Experts split over idle fibre

Fibre cables everywhere but will it be used for the NBN?

Analysts have locked horns over the need for Telstra's dark fibre to be integrated into the government's $10 billion National Broadband Network (NBN).

Telstra, which was locked-out of the NBN tender process late last year, has long claimed it is the only telco capable of deploying the network adequately.

Dark fibre is a reference to optic cables that are deployed but not yet switched on by service providers.

Local telecommunications analyst Paul Budde said the government will need to cleave Telstra into separate wholesale and retail entities, despite its ejection from the NBN process, to make the fibre available to competitors.

“They have 5000 fibre exchanges even in rural areas – somewhere between 50 to 80 percent is unavailable because there is no incentive to make it available on wholesale,” Budde said.

“It is more profitable to leave them unavailable or under-utilised &mdash I'm 80 percent sure the government will functionally separate Telstra to make use of the [dark] fibre because it does not make sense to overbuild, especially in the tight economic times.

“Separation will likely be slowed in parliament and through the courts by Telstra and [shadow communications minister] Nick Minchin will oppose separation but we are doing something for the next 25 years, so we now can't rush into a half-baked solution.”

Budde said the last-mile copper network will be sufficient for the next decade as fibre is pushed deeper into networks.

A prominent Sydney-based telecommunications analyst, who requested anonymity, labelled the comments hype and said many network operators have large amounts of idle fibre.

“It may well be that an operator will only [activate] fibre in a trench as it is needed,” he said.

“Telcos will put in enough fibre in trenches as they will need in the foreseeable future.
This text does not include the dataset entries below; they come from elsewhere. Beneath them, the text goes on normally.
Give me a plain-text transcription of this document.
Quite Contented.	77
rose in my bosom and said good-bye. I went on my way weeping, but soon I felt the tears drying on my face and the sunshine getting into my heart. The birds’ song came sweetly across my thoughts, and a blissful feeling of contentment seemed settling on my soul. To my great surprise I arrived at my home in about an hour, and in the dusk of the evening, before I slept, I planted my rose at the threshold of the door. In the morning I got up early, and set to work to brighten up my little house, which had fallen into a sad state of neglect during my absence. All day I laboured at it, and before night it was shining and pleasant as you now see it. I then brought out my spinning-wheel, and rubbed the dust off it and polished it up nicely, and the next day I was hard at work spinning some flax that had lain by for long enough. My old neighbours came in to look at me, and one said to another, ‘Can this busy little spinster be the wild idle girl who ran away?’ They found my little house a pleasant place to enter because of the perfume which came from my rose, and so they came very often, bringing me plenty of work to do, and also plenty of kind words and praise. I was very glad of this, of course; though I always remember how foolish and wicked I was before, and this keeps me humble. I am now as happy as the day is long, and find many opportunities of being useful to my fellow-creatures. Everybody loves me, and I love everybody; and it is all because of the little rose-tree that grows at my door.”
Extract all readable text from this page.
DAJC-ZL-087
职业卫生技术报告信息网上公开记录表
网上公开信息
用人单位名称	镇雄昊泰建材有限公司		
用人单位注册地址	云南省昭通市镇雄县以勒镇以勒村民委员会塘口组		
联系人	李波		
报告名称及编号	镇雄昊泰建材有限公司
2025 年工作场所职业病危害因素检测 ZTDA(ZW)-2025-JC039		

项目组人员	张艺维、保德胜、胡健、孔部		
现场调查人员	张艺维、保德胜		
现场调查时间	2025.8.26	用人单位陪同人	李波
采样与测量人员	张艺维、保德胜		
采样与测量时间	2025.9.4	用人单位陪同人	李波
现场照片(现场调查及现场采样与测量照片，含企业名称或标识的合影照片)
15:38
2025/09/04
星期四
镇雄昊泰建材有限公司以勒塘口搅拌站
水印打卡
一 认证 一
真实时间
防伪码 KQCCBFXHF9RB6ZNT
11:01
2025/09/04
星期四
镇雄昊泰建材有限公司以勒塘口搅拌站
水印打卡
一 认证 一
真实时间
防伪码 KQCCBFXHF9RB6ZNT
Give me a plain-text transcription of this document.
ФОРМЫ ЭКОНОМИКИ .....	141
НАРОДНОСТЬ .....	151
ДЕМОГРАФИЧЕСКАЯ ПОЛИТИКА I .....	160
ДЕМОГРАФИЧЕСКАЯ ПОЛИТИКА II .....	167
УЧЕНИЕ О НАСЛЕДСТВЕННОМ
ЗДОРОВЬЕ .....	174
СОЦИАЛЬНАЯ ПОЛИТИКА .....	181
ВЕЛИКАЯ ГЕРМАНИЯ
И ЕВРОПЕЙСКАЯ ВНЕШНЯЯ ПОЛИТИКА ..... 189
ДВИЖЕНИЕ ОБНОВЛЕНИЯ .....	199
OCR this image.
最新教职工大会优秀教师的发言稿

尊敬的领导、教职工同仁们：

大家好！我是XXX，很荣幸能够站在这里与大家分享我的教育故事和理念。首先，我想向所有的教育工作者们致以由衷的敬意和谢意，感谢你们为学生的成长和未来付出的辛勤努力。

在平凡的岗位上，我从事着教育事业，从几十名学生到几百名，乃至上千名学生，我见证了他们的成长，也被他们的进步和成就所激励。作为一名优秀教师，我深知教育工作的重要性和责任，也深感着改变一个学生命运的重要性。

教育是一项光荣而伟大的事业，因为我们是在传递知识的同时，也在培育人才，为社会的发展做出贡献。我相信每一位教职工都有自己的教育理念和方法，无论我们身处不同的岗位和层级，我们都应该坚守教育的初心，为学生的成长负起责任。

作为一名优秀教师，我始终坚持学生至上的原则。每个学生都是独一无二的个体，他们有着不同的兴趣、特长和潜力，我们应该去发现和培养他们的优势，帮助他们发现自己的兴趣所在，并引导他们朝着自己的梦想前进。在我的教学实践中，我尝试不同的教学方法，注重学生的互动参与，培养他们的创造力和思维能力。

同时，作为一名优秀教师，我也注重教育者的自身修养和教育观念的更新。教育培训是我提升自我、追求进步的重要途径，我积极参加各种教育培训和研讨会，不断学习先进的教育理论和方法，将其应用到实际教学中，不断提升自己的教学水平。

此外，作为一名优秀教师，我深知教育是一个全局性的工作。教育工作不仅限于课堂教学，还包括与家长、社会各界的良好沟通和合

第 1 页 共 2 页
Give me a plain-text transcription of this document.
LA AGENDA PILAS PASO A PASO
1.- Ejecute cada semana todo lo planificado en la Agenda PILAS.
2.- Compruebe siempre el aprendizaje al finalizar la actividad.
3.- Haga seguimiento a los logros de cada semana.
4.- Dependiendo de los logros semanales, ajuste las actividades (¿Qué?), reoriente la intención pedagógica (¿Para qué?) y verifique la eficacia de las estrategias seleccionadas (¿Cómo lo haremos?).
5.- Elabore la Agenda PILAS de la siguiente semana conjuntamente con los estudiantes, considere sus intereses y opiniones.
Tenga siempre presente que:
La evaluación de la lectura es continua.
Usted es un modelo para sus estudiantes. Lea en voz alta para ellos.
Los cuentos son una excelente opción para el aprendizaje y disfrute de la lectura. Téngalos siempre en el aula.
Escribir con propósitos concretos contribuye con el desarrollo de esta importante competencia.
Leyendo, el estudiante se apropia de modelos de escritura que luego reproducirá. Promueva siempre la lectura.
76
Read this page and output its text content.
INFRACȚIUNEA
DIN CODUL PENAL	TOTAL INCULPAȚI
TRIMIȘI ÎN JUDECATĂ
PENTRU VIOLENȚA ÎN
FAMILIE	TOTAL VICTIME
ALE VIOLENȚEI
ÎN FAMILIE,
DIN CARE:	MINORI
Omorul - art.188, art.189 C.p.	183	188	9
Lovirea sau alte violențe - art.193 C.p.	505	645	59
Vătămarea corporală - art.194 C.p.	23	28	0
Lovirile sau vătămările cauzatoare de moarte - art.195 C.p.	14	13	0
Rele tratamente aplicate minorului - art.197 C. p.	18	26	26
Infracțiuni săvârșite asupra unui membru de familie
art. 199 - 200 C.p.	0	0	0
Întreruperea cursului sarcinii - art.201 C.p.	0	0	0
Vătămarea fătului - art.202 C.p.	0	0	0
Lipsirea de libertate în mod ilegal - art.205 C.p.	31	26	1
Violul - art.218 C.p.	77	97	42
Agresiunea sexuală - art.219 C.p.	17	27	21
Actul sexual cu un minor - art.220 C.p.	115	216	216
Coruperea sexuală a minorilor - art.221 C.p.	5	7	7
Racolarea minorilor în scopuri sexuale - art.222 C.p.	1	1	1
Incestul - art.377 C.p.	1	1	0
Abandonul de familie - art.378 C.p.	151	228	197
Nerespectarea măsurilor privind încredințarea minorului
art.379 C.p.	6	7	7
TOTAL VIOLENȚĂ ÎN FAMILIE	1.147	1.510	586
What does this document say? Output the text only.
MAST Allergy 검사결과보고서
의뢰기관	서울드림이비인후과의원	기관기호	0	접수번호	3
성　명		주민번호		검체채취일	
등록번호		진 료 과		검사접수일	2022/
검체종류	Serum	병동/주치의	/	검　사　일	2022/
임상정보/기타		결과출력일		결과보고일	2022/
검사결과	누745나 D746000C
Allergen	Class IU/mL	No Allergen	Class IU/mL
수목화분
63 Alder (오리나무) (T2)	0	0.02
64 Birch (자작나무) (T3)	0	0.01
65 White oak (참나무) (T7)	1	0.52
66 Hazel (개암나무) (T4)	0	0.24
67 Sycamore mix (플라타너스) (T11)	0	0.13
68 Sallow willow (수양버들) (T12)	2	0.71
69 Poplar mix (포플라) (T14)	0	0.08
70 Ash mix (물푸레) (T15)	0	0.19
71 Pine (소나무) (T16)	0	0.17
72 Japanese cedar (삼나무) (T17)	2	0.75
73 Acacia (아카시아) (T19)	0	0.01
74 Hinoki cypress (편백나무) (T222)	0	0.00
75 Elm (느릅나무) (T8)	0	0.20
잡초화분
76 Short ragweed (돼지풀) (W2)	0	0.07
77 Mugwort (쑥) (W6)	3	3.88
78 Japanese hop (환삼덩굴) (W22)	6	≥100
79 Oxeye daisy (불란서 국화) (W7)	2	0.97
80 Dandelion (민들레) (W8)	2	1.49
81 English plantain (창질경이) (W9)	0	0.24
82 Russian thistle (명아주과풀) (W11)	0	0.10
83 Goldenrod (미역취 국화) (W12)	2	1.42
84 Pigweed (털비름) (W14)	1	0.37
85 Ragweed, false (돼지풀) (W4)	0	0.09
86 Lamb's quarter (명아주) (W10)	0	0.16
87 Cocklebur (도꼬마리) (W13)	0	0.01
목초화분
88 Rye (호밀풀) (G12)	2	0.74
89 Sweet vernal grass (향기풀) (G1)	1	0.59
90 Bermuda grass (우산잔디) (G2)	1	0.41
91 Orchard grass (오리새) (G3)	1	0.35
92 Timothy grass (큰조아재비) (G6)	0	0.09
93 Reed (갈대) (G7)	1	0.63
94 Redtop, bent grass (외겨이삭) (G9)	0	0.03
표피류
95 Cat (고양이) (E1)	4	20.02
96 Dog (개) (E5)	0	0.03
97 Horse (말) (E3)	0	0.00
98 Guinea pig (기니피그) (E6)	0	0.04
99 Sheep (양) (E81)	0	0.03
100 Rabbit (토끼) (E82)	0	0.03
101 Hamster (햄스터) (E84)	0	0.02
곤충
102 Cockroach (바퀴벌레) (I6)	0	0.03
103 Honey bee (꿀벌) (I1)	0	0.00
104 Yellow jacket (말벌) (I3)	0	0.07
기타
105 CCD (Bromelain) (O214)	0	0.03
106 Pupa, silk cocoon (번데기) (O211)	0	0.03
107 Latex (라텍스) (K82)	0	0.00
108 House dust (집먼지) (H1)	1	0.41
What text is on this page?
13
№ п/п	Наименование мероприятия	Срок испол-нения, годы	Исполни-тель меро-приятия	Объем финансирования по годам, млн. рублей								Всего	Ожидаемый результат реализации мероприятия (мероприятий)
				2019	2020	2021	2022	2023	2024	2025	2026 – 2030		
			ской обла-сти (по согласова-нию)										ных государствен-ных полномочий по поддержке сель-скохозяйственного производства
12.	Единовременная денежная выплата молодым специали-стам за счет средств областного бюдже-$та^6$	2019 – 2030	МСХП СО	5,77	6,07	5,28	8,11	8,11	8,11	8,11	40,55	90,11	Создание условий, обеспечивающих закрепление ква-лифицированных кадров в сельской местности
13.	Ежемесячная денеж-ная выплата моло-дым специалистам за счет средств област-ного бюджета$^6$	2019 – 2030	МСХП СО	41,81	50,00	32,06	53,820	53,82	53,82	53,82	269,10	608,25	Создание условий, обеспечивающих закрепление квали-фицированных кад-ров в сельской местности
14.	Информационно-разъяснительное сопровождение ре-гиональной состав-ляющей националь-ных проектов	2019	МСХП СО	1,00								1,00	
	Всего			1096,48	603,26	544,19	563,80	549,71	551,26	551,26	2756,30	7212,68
Dark fibre isn't necessarily dark to lock-out competition, because it is expensive to activate it.”

“Telcos try not to break into fibre, so it is reasonable that it may bypass towns.”

He said it is unlikely that the idle capacity will be used for the NBN because dark fibre is excluded from wholesale regulations.

NBN bidders refused to comment whether Telstra's idle capacity should be used for the network, citing the government's gag order.

A Telstra spokesman said the size and locations of its dark fibre network is commercially sensitive and could not be disclosed.

CEO Sol Trujillo said last week in a presentation made at the Citigroup Entertainment, Media and Telecommunications conference in Phoenix Arizona, structural separation and sub-loop unbundling will create problems for the NBN operator.

“It imposes fragmentation of a network so that it creates all kinds of national security issues, it creates customer service issues where nobody has full line of site visibility to end problems and being able to resolve problems,” Trujillo said.

“Building Fibre-to-the-Node within the current RFP process was... a marginal case, and we're not prepared to destroy shareholder value by committing to potentially onerous conditions.”

Trujillo estimated Telstra's exclusion from the NBN will cost the company lose $1-$2 billion in future revenue.